Wednesday, September 02, 2009

The Radio Performance Tax - It's not just me

Recently I weighed in on the controversial "performance tax" that commercial (and some non-commercial) broadcasters have been nattering on about.

To recap, record labels want broadcasters to pay a fee for the music they use. Stations already pay such as fee to the writers (publishers) of the music, but now labels want money for the performers, also.

My position is this: this fight was lost a long time ago -- and broadcasters have no one to blame but themselves. And apparently, I'm not alone.

Media professional Ken Dardis recently shared his view of the matter in an Audio Graphics blog post, "Radio Performance: A Fee or A Tax?"

[in] 1998, I was calling for the radio industry to become involved in the Copyright Royalty Board's excessive rates against internet radio. That cry was a forewarning; my chant was that CRB was going to eventually catch up to the radio industry.

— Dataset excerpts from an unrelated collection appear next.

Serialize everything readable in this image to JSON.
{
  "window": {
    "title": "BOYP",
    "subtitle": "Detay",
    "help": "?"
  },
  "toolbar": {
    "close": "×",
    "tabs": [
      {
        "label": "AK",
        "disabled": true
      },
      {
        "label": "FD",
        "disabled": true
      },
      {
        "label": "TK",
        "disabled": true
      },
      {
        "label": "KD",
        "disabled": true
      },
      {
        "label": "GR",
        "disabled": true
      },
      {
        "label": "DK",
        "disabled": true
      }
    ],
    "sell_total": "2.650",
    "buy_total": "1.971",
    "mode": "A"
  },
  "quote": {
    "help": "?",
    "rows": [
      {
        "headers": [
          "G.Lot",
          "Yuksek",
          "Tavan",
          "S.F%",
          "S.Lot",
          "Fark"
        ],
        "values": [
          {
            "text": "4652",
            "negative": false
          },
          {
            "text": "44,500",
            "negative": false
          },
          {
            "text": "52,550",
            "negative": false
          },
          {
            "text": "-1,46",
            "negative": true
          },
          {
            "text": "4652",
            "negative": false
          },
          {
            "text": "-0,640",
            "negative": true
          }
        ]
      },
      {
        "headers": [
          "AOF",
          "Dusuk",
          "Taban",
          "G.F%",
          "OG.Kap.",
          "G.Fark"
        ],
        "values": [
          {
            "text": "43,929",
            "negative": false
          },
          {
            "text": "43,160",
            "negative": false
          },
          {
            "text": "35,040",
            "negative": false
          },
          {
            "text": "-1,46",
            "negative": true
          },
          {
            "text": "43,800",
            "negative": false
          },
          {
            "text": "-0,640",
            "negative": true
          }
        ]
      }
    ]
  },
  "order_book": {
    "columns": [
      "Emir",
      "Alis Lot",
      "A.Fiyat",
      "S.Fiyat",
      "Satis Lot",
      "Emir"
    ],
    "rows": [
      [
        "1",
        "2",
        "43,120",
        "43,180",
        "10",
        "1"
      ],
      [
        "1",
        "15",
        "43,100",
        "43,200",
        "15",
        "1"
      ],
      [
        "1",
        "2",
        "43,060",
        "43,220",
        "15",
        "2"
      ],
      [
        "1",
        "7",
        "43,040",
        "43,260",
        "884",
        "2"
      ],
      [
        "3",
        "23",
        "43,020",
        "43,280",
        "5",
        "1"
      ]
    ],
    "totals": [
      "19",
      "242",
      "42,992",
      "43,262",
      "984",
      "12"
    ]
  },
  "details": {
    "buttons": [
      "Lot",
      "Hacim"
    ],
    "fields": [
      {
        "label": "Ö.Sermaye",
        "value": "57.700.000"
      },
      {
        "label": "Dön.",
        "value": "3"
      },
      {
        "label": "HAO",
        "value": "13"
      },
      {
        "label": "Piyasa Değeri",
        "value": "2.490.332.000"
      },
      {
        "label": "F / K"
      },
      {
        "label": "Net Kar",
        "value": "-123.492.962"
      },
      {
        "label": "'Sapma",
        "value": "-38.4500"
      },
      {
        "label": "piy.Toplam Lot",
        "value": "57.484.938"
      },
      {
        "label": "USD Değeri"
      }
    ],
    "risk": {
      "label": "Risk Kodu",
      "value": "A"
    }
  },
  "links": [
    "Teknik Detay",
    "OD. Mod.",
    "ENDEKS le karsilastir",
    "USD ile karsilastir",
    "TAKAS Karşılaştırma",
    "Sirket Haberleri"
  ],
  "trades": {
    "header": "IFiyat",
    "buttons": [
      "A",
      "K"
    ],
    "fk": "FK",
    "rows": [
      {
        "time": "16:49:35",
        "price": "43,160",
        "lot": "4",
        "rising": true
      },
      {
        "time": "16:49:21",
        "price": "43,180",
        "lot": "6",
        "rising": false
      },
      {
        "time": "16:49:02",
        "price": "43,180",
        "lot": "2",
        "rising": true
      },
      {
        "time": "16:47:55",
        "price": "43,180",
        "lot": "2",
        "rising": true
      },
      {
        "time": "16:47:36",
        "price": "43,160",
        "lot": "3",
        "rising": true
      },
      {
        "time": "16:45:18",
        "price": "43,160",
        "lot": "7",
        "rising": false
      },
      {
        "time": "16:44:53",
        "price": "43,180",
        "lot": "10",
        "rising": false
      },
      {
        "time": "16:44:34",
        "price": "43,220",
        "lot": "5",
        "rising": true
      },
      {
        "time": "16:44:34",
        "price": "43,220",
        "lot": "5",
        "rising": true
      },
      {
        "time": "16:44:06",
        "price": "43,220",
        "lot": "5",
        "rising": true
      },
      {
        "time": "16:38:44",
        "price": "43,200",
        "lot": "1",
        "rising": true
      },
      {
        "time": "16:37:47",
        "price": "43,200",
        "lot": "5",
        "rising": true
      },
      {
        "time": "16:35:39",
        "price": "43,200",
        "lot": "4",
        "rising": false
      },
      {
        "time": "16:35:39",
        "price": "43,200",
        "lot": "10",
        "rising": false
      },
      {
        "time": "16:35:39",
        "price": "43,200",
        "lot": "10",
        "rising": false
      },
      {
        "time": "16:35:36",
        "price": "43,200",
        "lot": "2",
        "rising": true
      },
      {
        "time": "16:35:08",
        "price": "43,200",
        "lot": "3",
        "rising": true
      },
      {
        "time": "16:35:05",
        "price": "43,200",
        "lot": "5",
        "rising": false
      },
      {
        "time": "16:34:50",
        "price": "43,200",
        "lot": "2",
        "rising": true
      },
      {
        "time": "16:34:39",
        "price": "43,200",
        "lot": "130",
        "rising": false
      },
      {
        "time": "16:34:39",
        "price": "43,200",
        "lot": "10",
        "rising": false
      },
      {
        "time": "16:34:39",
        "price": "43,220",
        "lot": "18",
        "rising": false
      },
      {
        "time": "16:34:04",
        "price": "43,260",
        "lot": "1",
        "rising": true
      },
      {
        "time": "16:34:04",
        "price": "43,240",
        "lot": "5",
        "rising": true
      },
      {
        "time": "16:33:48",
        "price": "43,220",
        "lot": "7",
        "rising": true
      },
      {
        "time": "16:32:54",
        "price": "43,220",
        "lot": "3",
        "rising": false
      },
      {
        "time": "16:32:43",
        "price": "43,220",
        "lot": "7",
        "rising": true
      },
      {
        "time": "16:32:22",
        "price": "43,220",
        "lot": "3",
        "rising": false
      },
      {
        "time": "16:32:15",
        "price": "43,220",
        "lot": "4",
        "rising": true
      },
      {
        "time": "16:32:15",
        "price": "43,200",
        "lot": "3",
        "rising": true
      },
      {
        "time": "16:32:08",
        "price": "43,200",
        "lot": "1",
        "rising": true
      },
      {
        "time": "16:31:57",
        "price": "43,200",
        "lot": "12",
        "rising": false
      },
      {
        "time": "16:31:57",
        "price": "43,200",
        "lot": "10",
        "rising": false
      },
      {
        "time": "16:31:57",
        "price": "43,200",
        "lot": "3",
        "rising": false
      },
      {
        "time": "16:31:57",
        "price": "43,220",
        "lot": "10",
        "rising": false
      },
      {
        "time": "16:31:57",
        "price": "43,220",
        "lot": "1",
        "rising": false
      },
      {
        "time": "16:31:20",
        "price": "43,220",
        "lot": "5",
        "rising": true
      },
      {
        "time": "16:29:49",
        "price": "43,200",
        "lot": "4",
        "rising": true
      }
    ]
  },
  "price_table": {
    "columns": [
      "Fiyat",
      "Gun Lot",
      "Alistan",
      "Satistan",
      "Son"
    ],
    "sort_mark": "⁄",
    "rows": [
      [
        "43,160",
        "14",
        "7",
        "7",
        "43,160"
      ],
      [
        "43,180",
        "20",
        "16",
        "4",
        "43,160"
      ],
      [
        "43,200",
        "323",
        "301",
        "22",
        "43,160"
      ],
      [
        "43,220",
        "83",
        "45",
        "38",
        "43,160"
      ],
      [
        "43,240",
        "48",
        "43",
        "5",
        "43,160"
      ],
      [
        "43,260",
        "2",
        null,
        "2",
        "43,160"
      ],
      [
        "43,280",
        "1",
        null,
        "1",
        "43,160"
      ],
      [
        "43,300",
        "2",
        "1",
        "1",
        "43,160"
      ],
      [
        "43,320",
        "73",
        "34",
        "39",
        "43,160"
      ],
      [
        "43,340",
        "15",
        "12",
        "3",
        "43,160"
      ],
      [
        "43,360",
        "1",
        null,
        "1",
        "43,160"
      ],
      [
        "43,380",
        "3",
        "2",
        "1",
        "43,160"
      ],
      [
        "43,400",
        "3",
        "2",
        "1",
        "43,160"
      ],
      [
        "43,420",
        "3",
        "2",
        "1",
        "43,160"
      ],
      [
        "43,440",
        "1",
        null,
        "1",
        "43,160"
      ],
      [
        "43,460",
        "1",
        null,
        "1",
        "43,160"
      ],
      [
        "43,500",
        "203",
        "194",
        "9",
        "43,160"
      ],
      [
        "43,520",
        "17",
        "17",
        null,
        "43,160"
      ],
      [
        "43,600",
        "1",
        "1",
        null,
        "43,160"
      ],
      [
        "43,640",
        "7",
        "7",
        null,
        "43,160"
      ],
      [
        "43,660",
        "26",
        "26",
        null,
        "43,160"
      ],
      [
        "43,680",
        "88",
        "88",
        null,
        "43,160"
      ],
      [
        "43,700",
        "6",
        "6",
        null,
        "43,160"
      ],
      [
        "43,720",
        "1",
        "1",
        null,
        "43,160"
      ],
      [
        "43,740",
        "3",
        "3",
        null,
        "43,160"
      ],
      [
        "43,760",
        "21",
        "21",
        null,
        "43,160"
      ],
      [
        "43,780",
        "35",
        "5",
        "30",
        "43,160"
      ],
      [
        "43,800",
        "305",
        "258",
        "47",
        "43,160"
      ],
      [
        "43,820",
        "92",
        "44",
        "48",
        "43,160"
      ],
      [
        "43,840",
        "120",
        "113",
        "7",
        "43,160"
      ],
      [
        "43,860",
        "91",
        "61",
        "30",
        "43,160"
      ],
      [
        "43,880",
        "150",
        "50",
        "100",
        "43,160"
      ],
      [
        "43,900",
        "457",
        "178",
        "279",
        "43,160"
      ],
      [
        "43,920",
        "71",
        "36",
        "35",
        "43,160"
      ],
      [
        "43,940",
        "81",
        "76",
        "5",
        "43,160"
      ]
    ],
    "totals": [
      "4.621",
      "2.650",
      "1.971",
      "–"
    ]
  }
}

The radio industry, not having acted when those first and subsequent calls were made in 2002, 2005 and 2008, put itself in the bull's-eye. Only the blind could not see that the record labels were ultimately positioning this as a "parity" fight. Cable access, then satellite radio, with internet radio and downloading were set up by the record labels and conquered one by one. Radio industry leaders sat silent as the dominoes fell. Parity is the reason that the radio industry should now be made to pay.

Radio hoped that those other media outlets be crushed by crippling performance fees and either be put out of business or so overburdened financially that they could no longer compete with terrestrial broadcasting.

The outlets weren't completely crushed, and audiences have voted with their ears. And now the finger's pointing at the last -- and largest -- a target of the record labels' onslaught.

But let's be clear. It's not a tax. It won't be administered by the government.

It will be a royalty fee paid by commercial businesses (radio stations) for the use of other commercial business' property (labels' recordings) to attract customers (advertisers impressed with audience numbers).

I'm not rooting for either side in this, but I'm with Ken - I've got no sympathy for the companies ensnared in the trap they hoped would catch others.

- Ralph

Day 140 of the WJMA Podwatch. (And yes, WJMA's calling it a tax, too.)